Return of Faith in the Righteousness of the Cause
- Geula Faran, PhD
- Oct 5
- 3 min read
The outgoing elite refuse to understand that Israeli society has changed for the better — it is willing to pay the price, provided we do not return to being the beaten Jews of exile. Opinion
Where is the general, the division commander, the brigade commander, the battalion commander, the pilot who will say “enough” — a well-known journalist laments and explains the absence of refusal to serve by saying that the long war has exhausted those in uniform. He appropriates the army for himself and his ilk, and he does not understand (or prefers not to understand) that the army is no longer his. He interprets the chief of staff’s obedience to the political echelon not as full support for the operation, but as an attempt to buy time through slow compliance.
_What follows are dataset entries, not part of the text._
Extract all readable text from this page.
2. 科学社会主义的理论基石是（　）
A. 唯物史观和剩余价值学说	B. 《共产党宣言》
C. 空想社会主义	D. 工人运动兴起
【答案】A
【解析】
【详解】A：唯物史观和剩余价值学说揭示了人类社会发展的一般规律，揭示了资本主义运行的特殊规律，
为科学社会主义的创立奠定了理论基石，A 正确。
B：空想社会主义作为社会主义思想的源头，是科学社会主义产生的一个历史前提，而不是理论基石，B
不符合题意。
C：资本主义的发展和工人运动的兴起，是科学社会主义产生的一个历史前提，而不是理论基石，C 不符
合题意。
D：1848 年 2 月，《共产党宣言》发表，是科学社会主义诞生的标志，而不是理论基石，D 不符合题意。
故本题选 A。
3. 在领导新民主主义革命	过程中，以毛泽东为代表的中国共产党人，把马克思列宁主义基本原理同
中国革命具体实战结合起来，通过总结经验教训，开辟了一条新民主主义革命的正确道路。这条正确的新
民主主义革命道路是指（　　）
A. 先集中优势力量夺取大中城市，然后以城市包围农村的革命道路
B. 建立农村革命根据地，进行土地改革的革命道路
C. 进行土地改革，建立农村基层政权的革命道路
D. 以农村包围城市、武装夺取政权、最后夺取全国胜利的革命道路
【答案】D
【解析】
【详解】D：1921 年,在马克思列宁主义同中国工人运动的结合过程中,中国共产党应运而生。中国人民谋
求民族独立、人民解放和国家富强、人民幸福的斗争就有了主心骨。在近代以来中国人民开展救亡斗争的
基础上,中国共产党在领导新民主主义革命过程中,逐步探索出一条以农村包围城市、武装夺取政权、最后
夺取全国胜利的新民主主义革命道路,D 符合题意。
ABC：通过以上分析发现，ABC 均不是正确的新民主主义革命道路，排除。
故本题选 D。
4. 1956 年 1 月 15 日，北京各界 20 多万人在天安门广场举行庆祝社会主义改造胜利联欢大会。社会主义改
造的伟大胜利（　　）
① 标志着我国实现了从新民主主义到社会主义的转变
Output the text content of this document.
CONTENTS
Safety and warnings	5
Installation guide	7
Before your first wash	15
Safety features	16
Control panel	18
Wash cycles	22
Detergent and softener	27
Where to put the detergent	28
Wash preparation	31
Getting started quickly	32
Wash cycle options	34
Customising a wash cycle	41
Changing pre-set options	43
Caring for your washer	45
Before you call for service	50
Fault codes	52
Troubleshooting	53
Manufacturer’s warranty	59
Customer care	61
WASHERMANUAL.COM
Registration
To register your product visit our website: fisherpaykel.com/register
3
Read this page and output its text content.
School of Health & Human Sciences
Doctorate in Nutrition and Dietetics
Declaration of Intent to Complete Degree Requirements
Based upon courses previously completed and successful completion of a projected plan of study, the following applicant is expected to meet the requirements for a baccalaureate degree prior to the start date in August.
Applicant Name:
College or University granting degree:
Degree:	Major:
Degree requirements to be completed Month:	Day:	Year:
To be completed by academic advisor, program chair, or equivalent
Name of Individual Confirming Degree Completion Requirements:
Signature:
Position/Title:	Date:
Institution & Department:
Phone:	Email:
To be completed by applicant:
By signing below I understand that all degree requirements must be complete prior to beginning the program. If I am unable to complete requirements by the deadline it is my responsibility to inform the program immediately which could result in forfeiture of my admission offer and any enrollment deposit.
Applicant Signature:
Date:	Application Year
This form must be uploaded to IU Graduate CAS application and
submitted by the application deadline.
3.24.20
That journalist embodies the greatest disconnect from the army and, in effect, from Israeli society. He does not know the fighters and commanders; he is captive to a conception that the army’s leaders are the same people he knew from another era — an era in which former chiefs of staff and heads of Shin Bet, shamefully, today disparage our soldiers by claiming they are baby-murderers for sport, are conducting genocide operations, starving children, and portray the Government of Israel as embarking on a predatory war and abandoning hostages. Those filmed smiling with violent protesters see nothing wrong in it.
This anachronism characterizes many media figures who do not understand that Israeli society has changed — and with it, the army. Israeli society is seasoned in reckless deals in which thousands of terrorists with blood on their hands were released, led by the arch-murderer Yahya Sinwar. Deals that exacted a terrible price in blood. The public is determined to achieve an absolute victory, longs to see the hostages home — some are even sons of the Forum Tikva families who lead the demand for total victory. Brave families who are frantic with worry for their loved ones in captivity, but who also care for their other children and for the whole of Israel so they will not live under a constant threat of kidnappings and terror attacks. Such things would happen, heaven forbid, if a reckless deal that leaves Hamas intact in Gaza were made.
It seems those media figures refuse to acknowledge reality. They try to incite our soldiers to refuse or at least to complain about burnout. They manufacture false reports that reserve call-ups have dropped. And the truth? Even now, in the fifth round, there is over 100 percent turnout. What happened to the army in the last war is a dramatic change. The return of faith in the righteousness of the cause. From the top of the command chain down to the ordinary soldier, it is clear as daylight what we are doing in Gaza. October 7 opened our eyes to see that if we lay down our weapons, we will cease to exist. Plain and simple. All the false fantasies about a new Middle East evaporated in the smoke that rose from the communities around the Gaza envelope on that bitter and hasty day.
The changing of the elites is also reflected in the army. Today's commanders are cut from a different cloth. Graduates of secular and religious preparatory programs and of Hesder yeshivot have taken the place of the kibbutzniks for whom Zionism had run its course — a superficial, detached Zionism removed from Judaism. In their desperation, those media figures and “leftists” call the new commanders “messianic.” They try to frighten the public by claiming they are extreme fundamentalists driven by jihad. But it doesn’t work. The public, for the most part, is connected to tradition, and messianism does not scare it.
They claim that Israel has become a pariah in the eyes of the world. Indeed, it is unpleasant when European countries threaten an embargo, withdraw ambassadors, and recognize a Palestinian state. But when the public understands that the price of international popularity is leaving the threat to the State of Israel in place, it is clear what it will choose. If there is no other option, we will vacation in Eilat instead of threatening the Maldives. We will holiday at the Kinneret instead of Lake Como. But we will never allow the Jews to be returned to the terrors of the Crusades and the Inquisition, to pogroms in Tsarist Russia and the Bolshevik revolution, to the events of 1920, 1921, 1929, to the Farhud and the Holocaust. If we must pay a price for standing firm against the terror that came to annihilate us, so be it.